The New York Times: He Lost a Courbet Fleeing the Nazis. His Heirs Are Getting it Back.

March 28, 2023, by Julia Jacobs – excerpt.

Gustave Courbet, La Ronde Enfantine, 1862. Image credit: Wikimedia Commons (Courtesy of Art UK/the Fitzwilliam Museum)

“Shortly before the Nazi occupation of France in 1940, a Jewish engineer from a prominent family fled his Paris home with his mother, abandoning their apartment in the city’s affluent 16th arrondissement.”

“Among the possessions they left behind was a 19th-century painting of a lush forest scene, with children playing under a canopy of trees. As the Nazis took over, the artwork — by Gustave Courbet, the French realist painter — was carried off and reserved for the collection of a top Nazi official.”

“This is a deliberate seizure by the German authorities from a Jewish citizen of France with the diversion of the work of art to Nazi leaders,” the United Kingdom’s Spoliation Advisory Panel wrote in its decision. “We are satisfied that the heirs of the owner of the painting have a strong claim to restitution.”

“The claim was brought to the panel in 2021 by the Mondex Corporation, a Toronto-based company that assists heirs who are seeking restitutions.”
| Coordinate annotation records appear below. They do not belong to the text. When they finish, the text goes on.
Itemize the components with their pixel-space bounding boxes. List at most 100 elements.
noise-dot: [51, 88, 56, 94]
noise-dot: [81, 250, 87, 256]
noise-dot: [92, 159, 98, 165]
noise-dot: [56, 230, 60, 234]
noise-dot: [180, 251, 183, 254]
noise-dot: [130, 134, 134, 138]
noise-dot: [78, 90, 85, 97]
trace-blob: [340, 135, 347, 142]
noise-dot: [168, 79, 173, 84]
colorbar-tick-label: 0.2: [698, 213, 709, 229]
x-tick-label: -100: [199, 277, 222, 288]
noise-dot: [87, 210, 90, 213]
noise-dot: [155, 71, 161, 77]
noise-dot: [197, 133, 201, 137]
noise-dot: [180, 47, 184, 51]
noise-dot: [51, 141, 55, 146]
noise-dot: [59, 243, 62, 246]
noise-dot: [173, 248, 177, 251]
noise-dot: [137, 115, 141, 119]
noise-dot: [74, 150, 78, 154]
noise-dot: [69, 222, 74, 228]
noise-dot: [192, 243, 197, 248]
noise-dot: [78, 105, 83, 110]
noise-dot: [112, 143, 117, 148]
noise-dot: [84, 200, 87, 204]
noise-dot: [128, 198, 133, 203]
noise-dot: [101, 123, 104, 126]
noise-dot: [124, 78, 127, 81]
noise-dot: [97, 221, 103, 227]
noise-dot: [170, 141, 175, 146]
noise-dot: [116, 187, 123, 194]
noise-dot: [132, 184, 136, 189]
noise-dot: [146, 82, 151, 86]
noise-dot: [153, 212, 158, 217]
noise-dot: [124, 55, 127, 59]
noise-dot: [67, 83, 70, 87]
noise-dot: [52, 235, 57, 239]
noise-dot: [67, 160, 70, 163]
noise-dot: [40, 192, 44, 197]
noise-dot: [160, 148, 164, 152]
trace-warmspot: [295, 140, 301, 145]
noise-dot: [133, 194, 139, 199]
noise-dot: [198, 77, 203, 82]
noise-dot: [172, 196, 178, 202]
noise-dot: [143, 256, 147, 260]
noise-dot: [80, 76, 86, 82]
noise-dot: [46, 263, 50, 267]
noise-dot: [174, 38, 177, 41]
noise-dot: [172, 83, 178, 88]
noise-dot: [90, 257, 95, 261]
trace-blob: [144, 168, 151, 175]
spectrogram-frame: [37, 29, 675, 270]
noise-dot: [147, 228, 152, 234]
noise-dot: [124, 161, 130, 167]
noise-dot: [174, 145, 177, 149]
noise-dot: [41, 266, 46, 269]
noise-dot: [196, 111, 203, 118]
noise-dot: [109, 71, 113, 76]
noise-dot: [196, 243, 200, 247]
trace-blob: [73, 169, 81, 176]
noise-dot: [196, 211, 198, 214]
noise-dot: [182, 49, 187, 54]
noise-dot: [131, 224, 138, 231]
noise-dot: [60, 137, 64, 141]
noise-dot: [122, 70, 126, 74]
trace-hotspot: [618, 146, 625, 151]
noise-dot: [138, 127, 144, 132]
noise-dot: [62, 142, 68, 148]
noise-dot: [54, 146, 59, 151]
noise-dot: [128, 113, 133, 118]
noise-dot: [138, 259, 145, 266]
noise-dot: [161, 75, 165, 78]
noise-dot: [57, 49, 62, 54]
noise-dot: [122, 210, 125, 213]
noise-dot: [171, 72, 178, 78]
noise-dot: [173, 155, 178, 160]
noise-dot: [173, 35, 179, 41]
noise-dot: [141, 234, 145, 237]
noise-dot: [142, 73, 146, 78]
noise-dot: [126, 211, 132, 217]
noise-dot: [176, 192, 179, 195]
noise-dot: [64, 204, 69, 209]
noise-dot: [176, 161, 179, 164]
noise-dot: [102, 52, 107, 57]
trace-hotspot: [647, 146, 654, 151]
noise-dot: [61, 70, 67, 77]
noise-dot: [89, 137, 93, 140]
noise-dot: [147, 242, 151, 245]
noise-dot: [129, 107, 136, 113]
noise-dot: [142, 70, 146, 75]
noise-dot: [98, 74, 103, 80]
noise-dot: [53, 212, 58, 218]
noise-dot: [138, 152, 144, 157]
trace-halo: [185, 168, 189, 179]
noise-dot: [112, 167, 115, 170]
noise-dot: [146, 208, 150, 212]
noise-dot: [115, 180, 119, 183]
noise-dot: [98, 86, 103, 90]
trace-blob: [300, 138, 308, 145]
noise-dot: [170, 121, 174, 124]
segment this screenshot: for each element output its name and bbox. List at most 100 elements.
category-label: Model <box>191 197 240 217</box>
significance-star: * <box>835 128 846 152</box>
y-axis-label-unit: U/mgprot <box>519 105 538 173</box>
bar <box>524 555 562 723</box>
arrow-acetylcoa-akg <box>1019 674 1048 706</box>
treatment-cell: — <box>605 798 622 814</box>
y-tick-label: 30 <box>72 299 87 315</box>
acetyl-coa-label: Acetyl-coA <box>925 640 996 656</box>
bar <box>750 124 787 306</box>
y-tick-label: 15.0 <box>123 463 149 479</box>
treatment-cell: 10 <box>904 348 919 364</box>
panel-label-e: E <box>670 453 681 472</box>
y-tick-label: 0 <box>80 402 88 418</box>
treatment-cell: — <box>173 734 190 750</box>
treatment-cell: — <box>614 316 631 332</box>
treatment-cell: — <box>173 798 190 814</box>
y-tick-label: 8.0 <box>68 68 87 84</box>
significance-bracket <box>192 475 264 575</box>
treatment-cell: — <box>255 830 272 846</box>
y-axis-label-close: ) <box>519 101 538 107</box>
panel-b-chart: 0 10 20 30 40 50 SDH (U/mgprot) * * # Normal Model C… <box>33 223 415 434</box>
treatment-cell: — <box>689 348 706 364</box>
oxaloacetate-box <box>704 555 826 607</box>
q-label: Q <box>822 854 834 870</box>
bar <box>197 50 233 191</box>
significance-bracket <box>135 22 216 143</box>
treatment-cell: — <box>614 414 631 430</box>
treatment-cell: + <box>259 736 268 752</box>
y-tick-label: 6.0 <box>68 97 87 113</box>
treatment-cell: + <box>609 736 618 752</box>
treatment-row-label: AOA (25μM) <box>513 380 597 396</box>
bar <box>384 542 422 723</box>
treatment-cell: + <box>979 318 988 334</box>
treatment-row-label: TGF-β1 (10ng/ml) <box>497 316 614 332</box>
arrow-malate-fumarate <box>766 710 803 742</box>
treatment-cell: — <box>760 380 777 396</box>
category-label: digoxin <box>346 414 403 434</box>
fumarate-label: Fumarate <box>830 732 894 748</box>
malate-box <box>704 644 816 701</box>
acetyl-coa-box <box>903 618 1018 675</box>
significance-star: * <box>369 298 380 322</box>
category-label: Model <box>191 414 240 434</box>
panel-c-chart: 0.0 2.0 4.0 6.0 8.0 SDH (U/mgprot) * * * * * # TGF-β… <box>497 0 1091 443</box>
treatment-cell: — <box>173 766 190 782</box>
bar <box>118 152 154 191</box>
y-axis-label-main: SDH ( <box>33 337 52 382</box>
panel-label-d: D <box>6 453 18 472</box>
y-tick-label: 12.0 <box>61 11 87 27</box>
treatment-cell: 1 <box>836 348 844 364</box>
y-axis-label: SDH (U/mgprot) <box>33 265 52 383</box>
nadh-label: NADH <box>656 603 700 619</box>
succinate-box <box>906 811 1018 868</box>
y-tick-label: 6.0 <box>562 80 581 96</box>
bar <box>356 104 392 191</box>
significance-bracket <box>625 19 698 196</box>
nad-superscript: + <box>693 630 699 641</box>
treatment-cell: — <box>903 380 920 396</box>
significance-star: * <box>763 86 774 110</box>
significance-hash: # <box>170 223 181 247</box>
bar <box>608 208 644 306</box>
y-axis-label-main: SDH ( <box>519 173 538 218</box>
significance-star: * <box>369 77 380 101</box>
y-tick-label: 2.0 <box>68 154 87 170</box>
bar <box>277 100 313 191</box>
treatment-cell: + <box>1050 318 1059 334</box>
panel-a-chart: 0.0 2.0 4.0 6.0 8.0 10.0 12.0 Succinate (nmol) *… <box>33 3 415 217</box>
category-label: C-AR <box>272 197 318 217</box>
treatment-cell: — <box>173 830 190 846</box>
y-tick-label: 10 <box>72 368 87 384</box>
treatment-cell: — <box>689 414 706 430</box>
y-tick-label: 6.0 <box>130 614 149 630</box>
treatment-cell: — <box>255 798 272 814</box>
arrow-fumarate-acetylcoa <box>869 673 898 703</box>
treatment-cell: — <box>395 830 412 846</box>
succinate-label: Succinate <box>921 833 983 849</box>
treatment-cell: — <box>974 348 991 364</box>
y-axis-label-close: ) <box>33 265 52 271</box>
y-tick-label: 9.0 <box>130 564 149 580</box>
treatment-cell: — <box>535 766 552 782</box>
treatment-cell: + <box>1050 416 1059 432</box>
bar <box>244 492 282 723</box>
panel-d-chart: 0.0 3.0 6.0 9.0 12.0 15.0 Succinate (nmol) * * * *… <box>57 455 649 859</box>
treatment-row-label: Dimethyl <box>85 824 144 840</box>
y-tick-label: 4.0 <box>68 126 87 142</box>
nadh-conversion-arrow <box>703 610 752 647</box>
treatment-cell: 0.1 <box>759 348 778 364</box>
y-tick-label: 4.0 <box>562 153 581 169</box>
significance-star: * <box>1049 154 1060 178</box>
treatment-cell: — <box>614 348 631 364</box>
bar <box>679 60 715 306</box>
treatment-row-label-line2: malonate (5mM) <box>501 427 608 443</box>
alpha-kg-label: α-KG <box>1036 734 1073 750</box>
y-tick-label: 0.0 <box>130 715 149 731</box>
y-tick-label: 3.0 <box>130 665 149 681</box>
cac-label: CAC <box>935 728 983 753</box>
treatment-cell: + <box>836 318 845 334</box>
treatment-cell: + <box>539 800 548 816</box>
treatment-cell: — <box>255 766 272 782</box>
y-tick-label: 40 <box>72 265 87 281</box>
“According to the company’s research, after the painting was looted it was transferred to the Jeu de Paume, a Paris museum that the Germans turned into a depository for their looted art. There, it was inventoried with the title “Waldlandschaft,” which translates from German into “forest landscape.” A handwritten note with the painting indicated it had been intended for the collection of Hermann Göring, a Nazi official who was convicted of war crimes at the Nuremberg trials.”

“James Palmer, the founder of the Mondex Corporation, called the British government and the Fitzwilliam Museum “exemplary in their proactive, respectful and moral treatment of this restitution claim.”